Remember the central promise of Obama’s presidency: He will change the culture of Washington. What happened? Obama has not only been taken hostage by the worst of Washington, gridlock and pettiness, but he seems to be suffering from Stockholm syndrome. His criticism of the GOP last week was as petulant as any GOP talking point. While announcing historic negotiations with Iran, a regime that sponsors terrorism, Obama said he wouldn’t bargain with the GOP.

Reaching out to rivals doesn’t mean capitulating on Obamacare. It does mean swallowing his pride, listening and helping the GOP find a way out of the box they’ve built for themselves. If this was merely a leadership pageant, Obama would win by default because House Speaker John Boehner is performing so poorly. But it’s not. It’s about the country that Obama leads, and everybody gets hurt when he cloisters himself off from the dirty process.

Obama’s job approval numbers are already slipping.
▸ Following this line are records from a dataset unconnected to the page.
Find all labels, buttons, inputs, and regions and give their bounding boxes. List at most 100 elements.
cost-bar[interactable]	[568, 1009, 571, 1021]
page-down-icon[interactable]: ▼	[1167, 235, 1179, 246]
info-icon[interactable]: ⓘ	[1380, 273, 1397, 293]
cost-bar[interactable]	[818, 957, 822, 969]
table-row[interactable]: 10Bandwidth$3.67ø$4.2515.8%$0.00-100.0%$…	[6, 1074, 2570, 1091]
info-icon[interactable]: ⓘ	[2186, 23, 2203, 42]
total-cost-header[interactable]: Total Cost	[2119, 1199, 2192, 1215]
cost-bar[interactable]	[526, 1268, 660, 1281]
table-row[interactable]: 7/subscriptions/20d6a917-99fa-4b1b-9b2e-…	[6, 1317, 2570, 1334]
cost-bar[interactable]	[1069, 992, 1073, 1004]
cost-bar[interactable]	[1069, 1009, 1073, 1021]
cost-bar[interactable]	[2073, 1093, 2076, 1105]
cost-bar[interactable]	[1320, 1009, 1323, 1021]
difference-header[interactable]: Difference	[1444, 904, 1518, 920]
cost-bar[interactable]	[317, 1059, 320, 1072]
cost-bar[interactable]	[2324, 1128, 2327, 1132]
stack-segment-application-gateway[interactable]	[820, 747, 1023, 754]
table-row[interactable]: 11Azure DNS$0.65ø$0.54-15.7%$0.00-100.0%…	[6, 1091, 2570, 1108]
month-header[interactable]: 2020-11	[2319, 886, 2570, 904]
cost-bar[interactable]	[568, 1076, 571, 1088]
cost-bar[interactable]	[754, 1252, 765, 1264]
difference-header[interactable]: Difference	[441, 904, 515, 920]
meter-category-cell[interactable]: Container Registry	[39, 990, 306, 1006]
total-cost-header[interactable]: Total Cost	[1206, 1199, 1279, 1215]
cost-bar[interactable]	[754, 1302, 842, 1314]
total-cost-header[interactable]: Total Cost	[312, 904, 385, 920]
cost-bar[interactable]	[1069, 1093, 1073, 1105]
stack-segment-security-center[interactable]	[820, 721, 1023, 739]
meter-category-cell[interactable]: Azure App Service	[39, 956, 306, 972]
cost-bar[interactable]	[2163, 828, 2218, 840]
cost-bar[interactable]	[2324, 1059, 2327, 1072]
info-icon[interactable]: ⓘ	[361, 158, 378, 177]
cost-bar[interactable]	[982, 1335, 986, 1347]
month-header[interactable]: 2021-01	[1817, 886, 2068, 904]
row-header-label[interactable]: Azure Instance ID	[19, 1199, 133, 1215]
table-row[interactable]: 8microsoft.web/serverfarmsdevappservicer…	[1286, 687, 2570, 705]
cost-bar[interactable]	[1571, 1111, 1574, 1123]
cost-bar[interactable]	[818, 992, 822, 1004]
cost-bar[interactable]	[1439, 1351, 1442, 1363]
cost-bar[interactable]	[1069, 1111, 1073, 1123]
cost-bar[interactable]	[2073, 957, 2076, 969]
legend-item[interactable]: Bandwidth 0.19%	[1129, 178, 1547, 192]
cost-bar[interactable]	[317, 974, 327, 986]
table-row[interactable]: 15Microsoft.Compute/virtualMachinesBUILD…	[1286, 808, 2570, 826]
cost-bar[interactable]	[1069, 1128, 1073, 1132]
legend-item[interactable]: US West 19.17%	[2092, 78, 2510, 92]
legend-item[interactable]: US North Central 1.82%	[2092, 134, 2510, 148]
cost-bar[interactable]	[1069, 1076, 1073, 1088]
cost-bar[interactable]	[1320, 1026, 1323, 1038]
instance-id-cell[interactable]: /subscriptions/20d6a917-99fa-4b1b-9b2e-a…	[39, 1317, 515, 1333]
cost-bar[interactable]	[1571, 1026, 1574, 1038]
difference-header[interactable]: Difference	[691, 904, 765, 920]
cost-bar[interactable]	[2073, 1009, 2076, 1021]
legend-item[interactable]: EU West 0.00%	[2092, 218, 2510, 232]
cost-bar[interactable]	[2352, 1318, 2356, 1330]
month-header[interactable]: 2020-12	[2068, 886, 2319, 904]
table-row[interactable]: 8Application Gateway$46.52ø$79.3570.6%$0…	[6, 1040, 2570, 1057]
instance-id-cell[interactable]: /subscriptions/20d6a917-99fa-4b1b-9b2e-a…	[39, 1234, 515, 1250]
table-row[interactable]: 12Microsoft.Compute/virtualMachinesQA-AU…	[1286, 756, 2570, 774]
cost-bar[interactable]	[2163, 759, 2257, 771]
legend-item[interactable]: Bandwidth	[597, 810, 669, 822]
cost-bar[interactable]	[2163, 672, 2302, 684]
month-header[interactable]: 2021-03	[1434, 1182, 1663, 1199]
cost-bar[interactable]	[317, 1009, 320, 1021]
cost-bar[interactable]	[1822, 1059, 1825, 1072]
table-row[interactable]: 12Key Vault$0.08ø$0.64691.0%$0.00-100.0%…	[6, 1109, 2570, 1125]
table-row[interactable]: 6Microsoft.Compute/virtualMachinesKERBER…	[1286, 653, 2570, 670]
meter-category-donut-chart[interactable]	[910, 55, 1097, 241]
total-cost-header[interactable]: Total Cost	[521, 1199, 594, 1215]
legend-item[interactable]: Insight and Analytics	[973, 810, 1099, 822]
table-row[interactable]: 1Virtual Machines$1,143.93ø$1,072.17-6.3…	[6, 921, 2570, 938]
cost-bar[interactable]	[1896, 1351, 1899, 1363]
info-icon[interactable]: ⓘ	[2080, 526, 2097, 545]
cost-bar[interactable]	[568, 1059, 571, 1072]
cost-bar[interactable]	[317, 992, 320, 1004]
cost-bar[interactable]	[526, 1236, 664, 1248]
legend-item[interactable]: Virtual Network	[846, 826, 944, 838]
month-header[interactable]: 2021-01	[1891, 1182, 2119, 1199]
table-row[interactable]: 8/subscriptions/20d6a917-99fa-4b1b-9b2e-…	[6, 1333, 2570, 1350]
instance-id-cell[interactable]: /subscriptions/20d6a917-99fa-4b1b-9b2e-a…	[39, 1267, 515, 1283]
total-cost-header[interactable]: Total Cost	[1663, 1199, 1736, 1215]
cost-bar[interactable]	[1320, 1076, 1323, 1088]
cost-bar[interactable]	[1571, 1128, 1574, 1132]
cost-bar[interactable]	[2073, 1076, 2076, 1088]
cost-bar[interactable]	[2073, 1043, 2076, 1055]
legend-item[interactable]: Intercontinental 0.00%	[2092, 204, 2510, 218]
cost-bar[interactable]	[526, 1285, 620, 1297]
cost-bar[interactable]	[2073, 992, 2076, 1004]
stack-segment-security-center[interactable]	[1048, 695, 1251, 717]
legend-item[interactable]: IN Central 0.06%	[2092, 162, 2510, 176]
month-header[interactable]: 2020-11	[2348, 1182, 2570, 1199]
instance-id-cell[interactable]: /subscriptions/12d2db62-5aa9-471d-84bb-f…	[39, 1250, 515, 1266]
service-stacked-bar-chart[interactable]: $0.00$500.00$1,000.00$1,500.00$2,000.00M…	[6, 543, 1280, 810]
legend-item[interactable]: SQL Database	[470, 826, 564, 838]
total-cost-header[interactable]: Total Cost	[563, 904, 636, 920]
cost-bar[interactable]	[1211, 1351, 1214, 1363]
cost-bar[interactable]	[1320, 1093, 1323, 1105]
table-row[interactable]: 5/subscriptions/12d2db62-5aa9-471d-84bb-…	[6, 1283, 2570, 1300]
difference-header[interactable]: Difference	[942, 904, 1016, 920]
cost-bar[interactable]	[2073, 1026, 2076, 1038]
For the first time in months, more voters disapprove of his performance than approve. Two-thirds of Americans think the country is on the wrong track. The “wrong track” metric is one that often tracks the president’s popularity. A government cataclysm this month will heighten voters’ anxiety and Obama’s jeopardy.

The salt in voters’ wounds is that this fight does not directly address their biggest issue, jobs. It also not about the nation’s long-term, entitlement-fed debt, an existential issue both parties stopped trying to solve. — The National Journal.

The writer seems to place great faith in the “Millennials.” True, some are becoming politically active—as Tea Party members. Others, raised in the entitlement atmosphere of public education, are whining about the lack of “good paying” jobs, lack of diversity and the unfairness of their situation.

Some may come to realize that reality is not fair and become Tea Partiers. The remainder will be locked into a mold of waiting for Mom and Dad, or the government, to bail them out; not believing the days of bailouts are past.

Where does all this lead beyond the next election cycle or two? Nobody knows, but the best place to look for answers is within the Millennial Generation, the nation’s rising leaders and voters. Last month, in a lengthy essay on Millennials [ The Outsiders: How Can Millennials Change Washington If They Hate It?], I concluded that their revolutionary view of government and politics points toward two possible outcomes. One is that they might opt out of Washington, which leads us to some dark places. The second and more likely outcome is they will blow up Washington (“disruption” is the tech-inspired term they use), and build something better outside the current two-party dysfunction.

Millennials don’t fit neatly into either the Democratic or Republican parties. They are highly empowered, impatient, and disgusted with politics today.

“This tension – two parties thinking they are in the trenches dueling it out, and a burgeoning generation who reject trench warfare altogether – is, for me, the key,” said Michelle Diggles a senior policy adviser at the Democratic think-tank Third Way and an expert in demographics and generational politics. “Washington doesn’t get that change isn’t just a slogan. It’s about to become a reality,”

“Neither party,” she said, “gets what’s coming down the pike.”

What happens in Washington this month might make a Millennial Revolution all the more likely. — The National Journal.

When the writer mentions “Millennials,” I see him really referring to the conservative base that is supporting Cruz, Lee and others. Those conservative supporters are washing their hands of the two party, business-as-usual Washington environment and demand change. If you change “Millennial” above to “grassroot conservatives,” I think he is right.

The “Shutdown”, will disrupt some in the short-run. In the long-run, it really won’t make much difference if Boehner and McConnell caves as Obama Reid expects. But! If the real conservatives in Congress apply pressure, and pressure is applied as well from the electorate, perhaps it will be Obama Reid, who ends up failing…to the betterment of us all.